O regime de bens é regido pelos princípios da autonomia privada. Trata-­se do direito dos cônjuges de regulamentar as questões patrimoniais, retirado do art. 1.639, caput, do CC, in verbis: “É lícito aos nubentes, antes de celebrado o casamento, estipular, quanto aos seus bens, o que lhes aprouver”. O exercício da autonomia privada se dá pelo pacto antenupcial, em regra, que não pode contrariar os preceitos de ordem pública. Sendo assim, podem os cônjuges escolher outro regime que não seja o regime legal (comunhão parcial de bens); fazendo opção pela comunhão universal, pela participação final nos aquestos ou pela separação de bens.

O regime da separação de bens pode ser convencional (origem em pacto antenupcial) ou legal ou obrigatório (art. 1.641 do CC).

Como regra básica do regime, não haverá a comunicação de qualquer bem, seja posterior ou anterior à união, cabendo a administração desses bens de forma exclusiva a cada um dos cônjuges (art. 1.687 do CC). Justamente por isso, cada um dos cônjuges poderá alienar ou gravar com ônus real os seus bens mesmo sendo imóveis, nas hipóteses em que foi convencionada a separação de bens. 

O regime da separação legal de bens é normatizado no art. 1.641 do Código Civil em três situações. A primeira referente às pessoas que se casarem com a inobservância das causas suspensivas da celebração do casamento. São os casos do(a) viúvo(a) que tiver filho do cônjuge falecido, enquanto não fizer inventário dos bens do casal e der partilha aos herdeiros; da viúva, ou da mulher cujo casamento se desfez por ser nulo ou ter sido anulado, até dez meses depois do começo da viuvez, ou da dissolução da sociedade conjugal; do(a) divorciado(a), enquanto não houver sido homologada ou decidida a partilha dos bens do casal; o(a) tutor(a) ou o(a) curador(a) e os seus descendentes, ascendentes, irmão, cunhados ou sobrinhos, com a pessoa tutelada ou curatelada, enquanto não cessar a tutela ou curatela, e não estiverem saldadas as respectivas contas.

A segunda situação diz respeito às pessoas maiores de 70 anos. A norma que regulamenta a situação é enfaticamente criticada e tem constantemente sua constitucionalidade questionada. É que o conteúdo do dispositivo legal em questão tem como consequência desarrazoada e injustificável interferência do Estado na autonomia privada das pessoas. Não convencendo o argumento de que seria necessária e obrigatória a separação patrimonial do casal, quando qualquer dos nubentes tivesse mais que setenta anos, a fim de proteger o(a) idoso(a) de investidas de quem pretenda aplicar o “golpe do baú”.

Por fim, também são obrigados a se casar sob o regime da separação de bens aqueles que dependerem de suprimento judicial. 

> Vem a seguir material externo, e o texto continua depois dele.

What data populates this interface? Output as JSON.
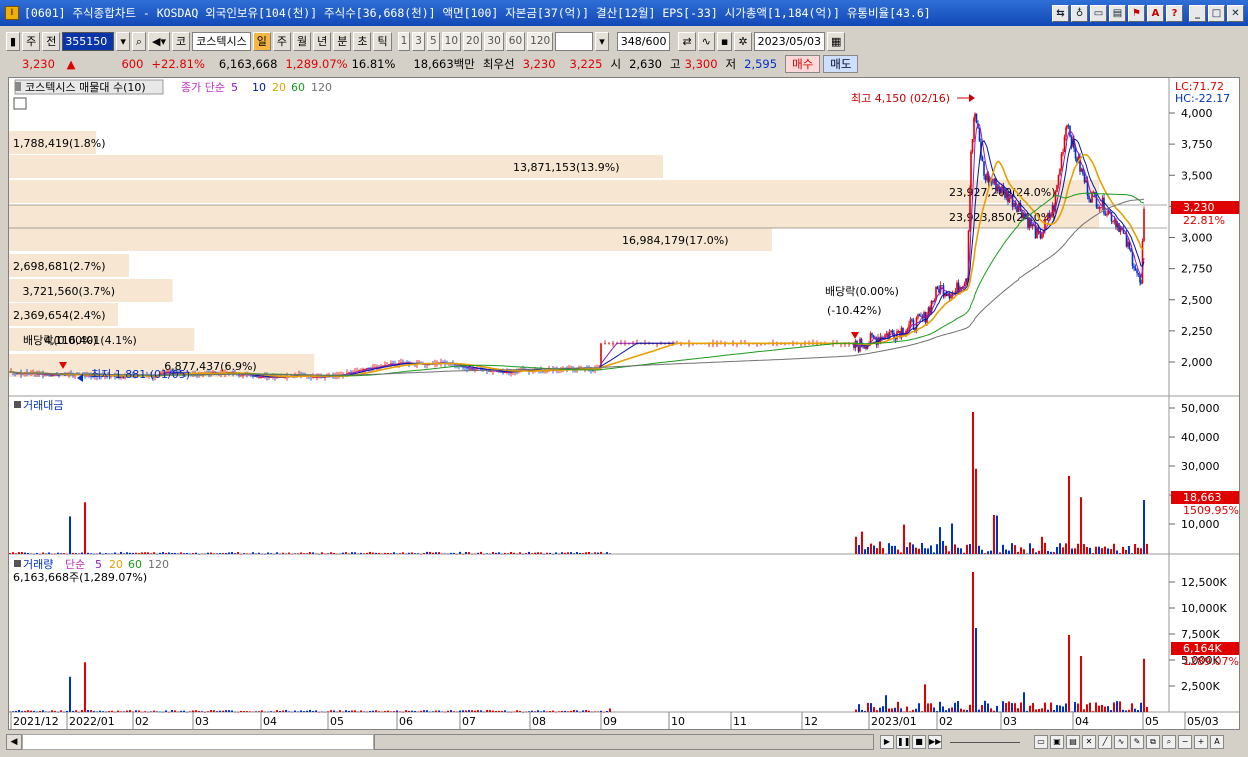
{
  "window": {
    "title": "[0601] 주식종합차트 - KOSDAQ 외국인보유[104(천)] 주식수[36,668(천)] 액면[100] 자본금[37(억)] 결산[12월] EPS[-33] 시가총액[1,184(억)] 유통비율[43.6]",
    "app_icon": "I"
  },
  "toolbar": {
    "market": "주",
    "prev": "전",
    "code": "355150",
    "stock_name": "코스텍시스",
    "period_buttons": [
      "일",
      "주",
      "월",
      "년",
      "분",
      "초",
      "틱"
    ],
    "selected_period": "일",
    "minute_values": [
      "1",
      "3",
      "5",
      "10",
      "20",
      "30",
      "60",
      "120"
    ],
    "count": "348",
    "total": "/600",
    "date": "2023/05/03",
    "kor_code": "코"
  },
  "quote": {
    "price": "3,230",
    "arrow": "▲",
    "change": "600",
    "change_pct": "+22.81%",
    "volume": "6,163,668",
    "volume_pct": "1,289.07%",
    "turnover": "16.81%",
    "amount": "18,663백만",
    "best_label": "최우선",
    "ask": "3,230",
    "bid": "3,225",
    "open_label": "시",
    "open": "2,630",
    "high_label": "고",
    "high": "3,300",
    "low_label": "저",
    "low": "2,595",
    "buy_label": "매수",
    "sell_label": "매도"
  },
  "price_panel": {
    "box_title": "코스텍시스 매물대 수(10)",
    "ma_label": "종가 단순",
    "ma_periods": [
      "5",
      "10",
      "20",
      "60",
      "120"
    ],
    "lc": "LC:71.72",
    "hc": "HC:-22.17",
    "y_ticks": [
      "4,000",
      "3,750",
      "3,500",
      "3,250",
      "3,000",
      "2,750",
      "2,500",
      "2,250",
      "2,000"
    ],
    "current_tag": "3,230",
    "current_pct": "22.81%",
    "high_note": "최고 4,150 (02/16)",
    "low_note": "최저 1,881 (01/05)",
    "dividend1": "배당락(0.00%)",
    "dividend2": "배당락(0.00%)",
    "dividend2_pct": "(-10.42%)",
    "volume_profile": [
      {
        "label": "1,788,419(1.8%)",
        "width": 0.08
      },
      {
        "label": "13,871,153(13.9%)",
        "width": 0.6
      },
      {
        "label": "23,927,209(24.0%)",
        "width": 1.0
      },
      {
        "label": "23,923,850(24.0%)",
        "width": 1.0
      },
      {
        "label": "16,984,179(17.0%)",
        "width": 0.7
      },
      {
        "label": "2,698,681(2.7%)",
        "width": 0.11
      },
      {
        "label": "3,721,560(3.7%)",
        "width": 0.15
      },
      {
        "label": "2,369,654(2.4%)",
        "width": 0.1
      },
      {
        "label": "4,116,401(4.1%)",
        "width": 0.17
      },
      {
        "label": "6,877,437(6.9%)",
        "width": 0.28
      }
    ]
  },
  "amount_panel": {
    "title": "거래대금",
    "y_ticks": [
      "50,000",
      "40,000",
      "30,000",
      "20,000",
      "10,000"
    ],
    "current_tag": "18,663",
    "current_pct": "1509.95%"
  },
  "volume_panel": {
    "title": "거래량",
    "ma_label": "단순",
    "ma_periods": [
      "5",
      "20",
      "60",
      "120"
    ],
    "summary": "6,163,668주(1,289.07%)",
    "y_ticks": [
      "12,500K",
      "10,000K",
      "7,500K",
      "5,000K",
      "2,500K"
    ],
    "current_tag": "6,164K",
    "current_pct": "1289.07%"
  },
  "x_axis": {
    "labels": [
      "2021/12",
      "2022/01",
      "02",
      "03",
      "04",
      "05",
      "06",
      "07",
      "08",
      "09",
      "10",
      "11",
      "12",
      "2023/01",
      "02",
      "03",
      "04",
      "05",
      "05/03"
    ]
  },
  "colors": {
    "up": "#e00000",
    "down": "#0030c8",
    "ma5": "#8b1ebd",
    "ma10": "#0018a0",
    "ma20": "#e8a000",
    "ma60": "#1a9a1a",
    "ma120": "#707070",
    "profile": "#f6e6d2"
  }
}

No regime de separação obrigatória de bens, em caso de divórcio, deve ser levado em consideração a regra pacificada pela Súmula 377 do STF, que diz: “No regime de separação legal de bens, comunicam-se os adquiridos na constância do casamento”, ou seja, os bens adquiridos durante a união devem ser divididos pelos cônjuges em caso de divórcio, aqueles adquiridos antes da união, pertencem exclusivamente àquele que o adquiriu. Há outros julgados, no entanto, que entendem que para que ocorra a divisão, deve ser provado o esforço comum, caso que deve ser proposta ação judicial para provar e requerer a divisão, cuja decisão final depende exclusivamente do Judiciário mediante a realidade do caso concreto.

Como dica bônus, no caso de falecimento de qualquer um dos cônjuges, em regime de separação obrigatória de bens, caso haja descendentes, o cônjuge sobrevivente não será considerado herdeiro. Porém, caso o falecido deixe apenas ascendentes, o cônjuge sobrevivente terá direito à herança, na mesma proporção que os ascendentes. Caso o falecido não deixe nem descendentes e ascendentes, o cônjuge sobrevivente receberá a herança em sua totalidade. Tais regras, contudo, também são objeto de discussões judiciais, inclusive considerando o posicionamento da citada súmula 377 do STF, que embora destinada a casos de divórcio, também está sendo interpretada para discussões sobre sucessão.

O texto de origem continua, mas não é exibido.